A 4x4 Matrix Inverse - CellPerformance

GUEST ARTICLE! Cédric Lallain is a Frenchman who has been working with me on Cell/PS3 research at Highmoon Studios in Carlsbad, CA.. I hope that this is only the first of many contributions to the community by Cédric. Welcome aboard! -- Mike.

Inverse matrix on PPU and on SPU using SIMD instructions.

This article will talk about how to convert some scalar code to SIMD code for the PPU and SPU using the inverse matrix as an example.

Most of the time in the video games, programmers are not doing a standard inverse matrix. It is too expensive. Instead, to inverse a matrix, they consider it as orthonormal and they just do a 3x3 transpose of the rotation part with a dot product for the translation. Sometimes the full inverse algorithm is necessary.

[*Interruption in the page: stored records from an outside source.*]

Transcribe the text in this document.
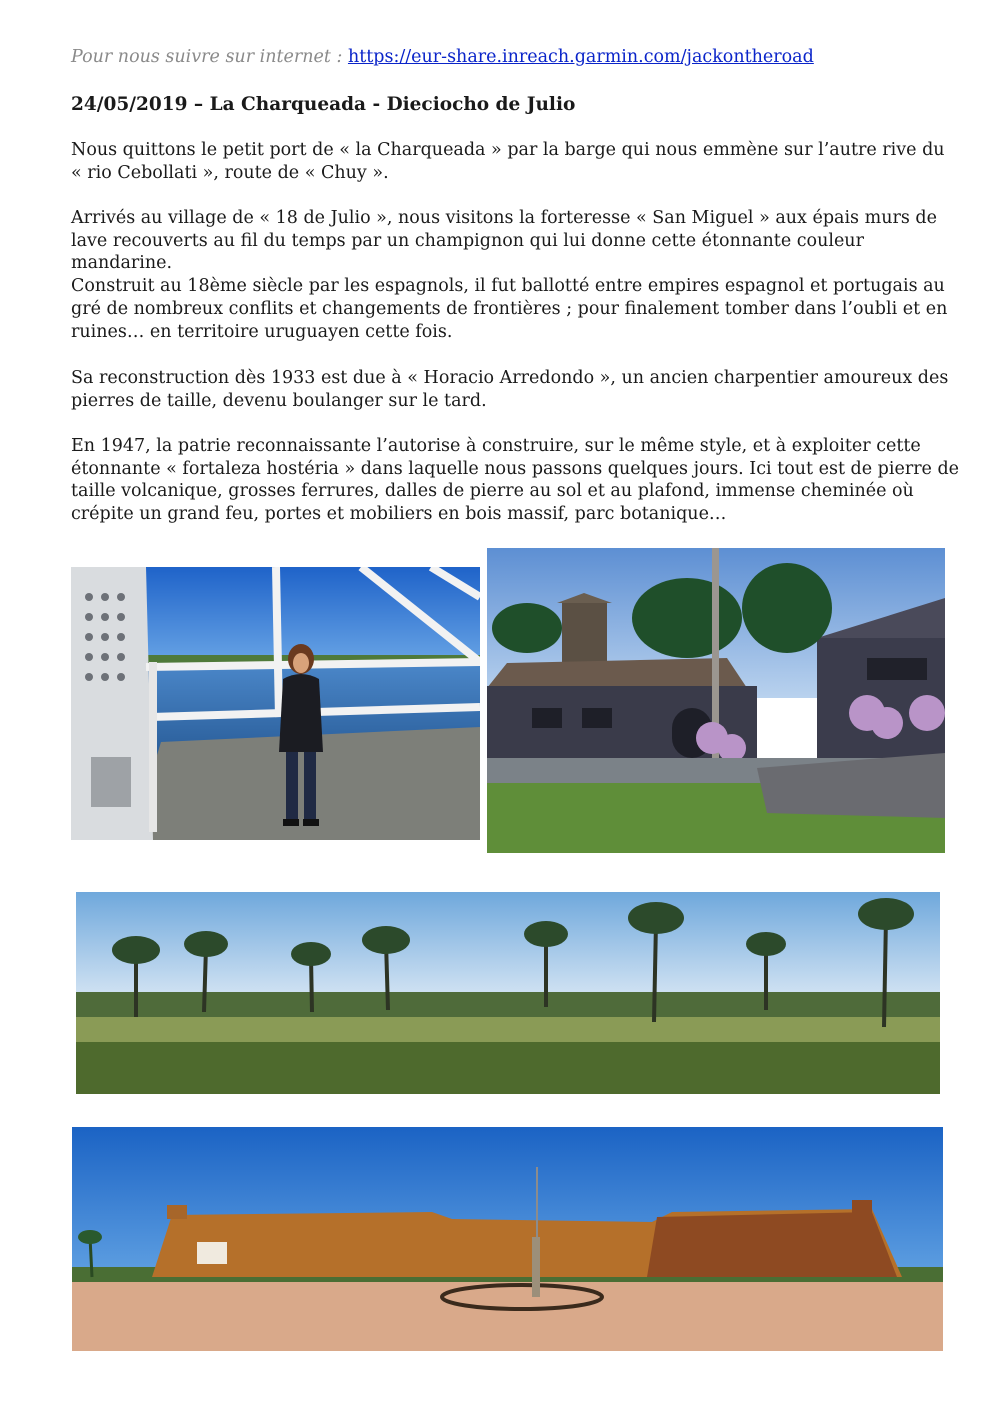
Pour nous suivre sur internet : https://eur-share.inreach.garmin.com/jackontheroad
24/05/2019 – La Charqueada - Dieciocho de Julio

Nous quittons le petit port de « la Charqueada » par la barge qui nous emmène sur l’autre rive du
« rio Cebollati », route de « Chuy ».

Arrivés au village de « 18 de Julio », nous visitons la forteresse « San Miguel » aux épais murs de
lave recouverts au fil du temps par un champignon qui lui donne cette étonnante couleur
mandarine.
Construit au 18ème siècle par les espagnols, il fut ballotté entre empires espagnol et portugais au
gré de nombreux conflits et changements de frontières ; pour finalement tomber dans l’oubli et en
ruines… en territoire uruguayen cette fois.

Sa reconstruction dès 1933 est due à « Horacio Arredondo », un ancien charpentier amoureux des
pierres de taille, devenu boulanger sur le tard.

En 1947, la patrie reconnaissante l’autorise à construire, sur le même style, et à exploiter cette
étonnante « fortaleza hostéria » dans laquelle nous passons quelques jours. Ici tout est de pierre de
taille volcanique, grosses ferrures, dalles de pierre au sol et au plafond, immense cheminée où
crépite un grand feu, portes et mobiliers en bois massif, parc botanique…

The main goal is to be able to do it as fast as possible. This is why the code should use SIMD instructions as much as possible.

A vector is an instruction operand containing a set of data elements packed into a one-dimensional array. The elements can be fixed-point or floating-point values. Most Vector/SIMD Multimedia Extension and SPU instructions operate on vector operands. Vectors are also called Single-Instruction, Multiple-Data (SIMD) operands, or packed operands.
SIMD processing exploits data-level parallelism. Data-level parallelism means that the operations required to transform a set of vector elements can be performed on all elements of the vector at the same time. That is, a single instruction can be applied to multiple data elements in parallel.

[Chapter 2.5.1 in the released pdf by IBM: Cell Broadband Engine Programming Handbook [ibm.com]].

Each SPE is a 128-bit RISC processor specialized for data-rich, compute-intensive SIMD and scalar applications.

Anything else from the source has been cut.